After further organizational restructuring at the Korean government in 2013, the Ministry of Trade, Industry and Energy (MOTIE) was formed. Yoo was transferred back to MOTIE, where she continued to expand her career as "the first female Director-General", "the first female Deputy Minister for Trade" and "the first female Minister for Trade". As a result of these accomplishments, she has earned the nickname "the glass-ceiling breaker".

In 2015, Yoo was appointed as the Director-General for FTA Negotiations and East Asia FTA. As Chief Negotiator for Korea, Yoo played a role in finalizing the Korea-China FTA negotiations, which entered into effect in 2015.

In 2018 she was promoted to the position of Deputy Minister for Trade and successfully served as Chief Negotiator for the KORUS FTA amendment negotiations, playing the role of "Devil's Advocate" while working alongside Trade Minister Kim Hyun-jong while assisting him in the team. The role of Devil's Advocate is well known as a useful tool in trade negotiations to prevent a group from leaning only to one side.

In 2019, Yoo was appointed as Minister for Trade becoming the first woman to assume the post and the highest ranking woman in the Ministry. As Minister for Trade, Yoo played a key role in the conclusion of text-based negotiations for the Regional Comprehensive Economic Partnership (RCEP) in 2019, providing viable alternatives to reach a common ground among participating countries at varying levels of development.

In addition, she has concluded the Korea-UK FTA in 2019, taking into consideration various Brexit scenarios into the agreement. She also concluded the Korea-Indonesia CEPA that featured a strong chapter on bilateral cooperation.

As a result of the COVID-19 pandemic, Yoo introduced in June 2020 the "Post COVID-19 Trade Policy" to reset Korea's trade policy in response to changes in the international trade environment. In this initiative, she emphasized international cooperation and rule-setting in particular, in light of advancing the digital economy and recognizing and embracing the evolving global value chain for better recognition and utilization by stakeholders and industries.

=== Nomination to the World Trade Organization ===

In June 2020, the Republic of Korea officially nominated Yoo as the country's candidate for the Director-General of the World Trade Organization and Yoo officially declared her bid to run for the election.

However, given the election of Joe Biden to the US presidency and in the face of widespread support for her rival Dr Ngozi Okonjo-Iweala, a Harvard-trained development economist and former Managing Director of the World Bank, Nigerian Minister of Finance and Minister of Foreign Affairs, Yoo withdrew her bid on February 5, 2021. Yoo's withdrawal follows an announcement by the WTO which said in October 2020 that Ngozi Okonjo-Iweala had garnered more support than Yoo from the WTO's 164 member states.

In August 2021, Yoo retired as trade minister after 29 years in public service.
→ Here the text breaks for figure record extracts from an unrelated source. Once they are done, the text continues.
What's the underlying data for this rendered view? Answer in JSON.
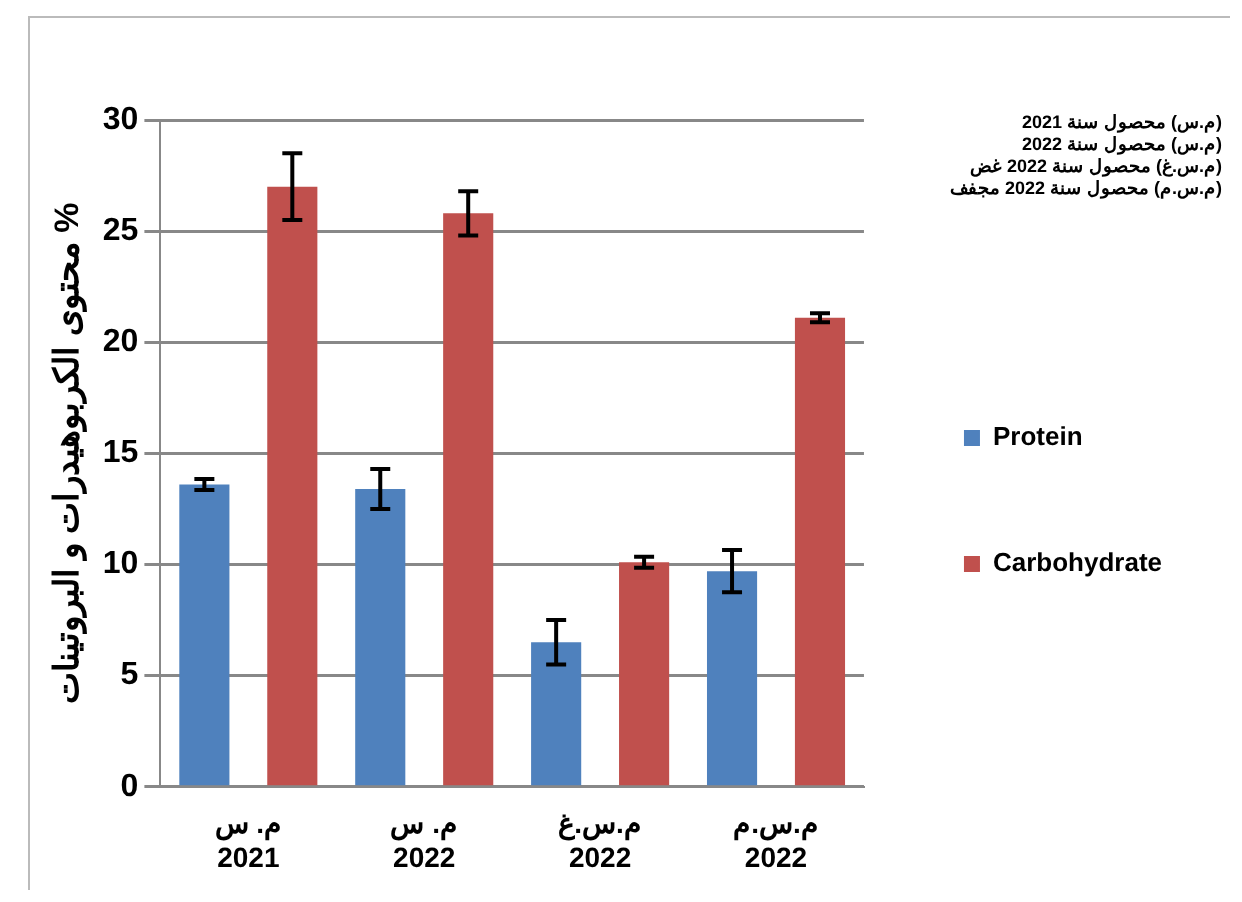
{
  "chart_data": {
    "type": "bar",
    "ylabel": "محتوى الكربوهيدرات و البروتينات %",
    "categories": [
      "م. س\n2021",
      "م. س\n2022",
      "م.س.غ\n2022",
      "م.س.م\n2022"
    ],
    "series": [
      {
        "name": "Protein",
        "color": "#4f81bd",
        "values": [
          13.6,
          13.4,
          6.5,
          9.7
        ],
        "errors": [
          0.25,
          0.9,
          1.0,
          0.95
        ]
      },
      {
        "name": "Carbohydrate",
        "color": "#c0504d",
        "values": [
          27.0,
          25.8,
          10.1,
          21.1
        ],
        "errors": [
          1.5,
          1.0,
          0.25,
          0.2
        ]
      }
    ],
    "ylim": [
      0,
      30
    ],
    "yticks": [
      0,
      5,
      10,
      15,
      20,
      25,
      30
    ],
    "grid": "y",
    "legend": "right",
    "annotations": [
      "(م.س) محصول سنة 2021",
      "(م.س) محصول سنة 2022",
      "(م.س.غ) محصول سنة 2022 غض",
      "(م.س.م) محصول سنة 2022 مجفف"
    ]
  }
}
In November 2022, Yoo was appointed on the board of directors of Samsung Electronics. She also serves as a senior adviser (non-resident) for Center for Strategic and International Studies (CSIS).

== Personal life ==
Yoo is married to Jeong Tae-ok, a former civil servant and politician who served as a National Assembly member and spokesman of the main opposition party. She has one son and one daughter.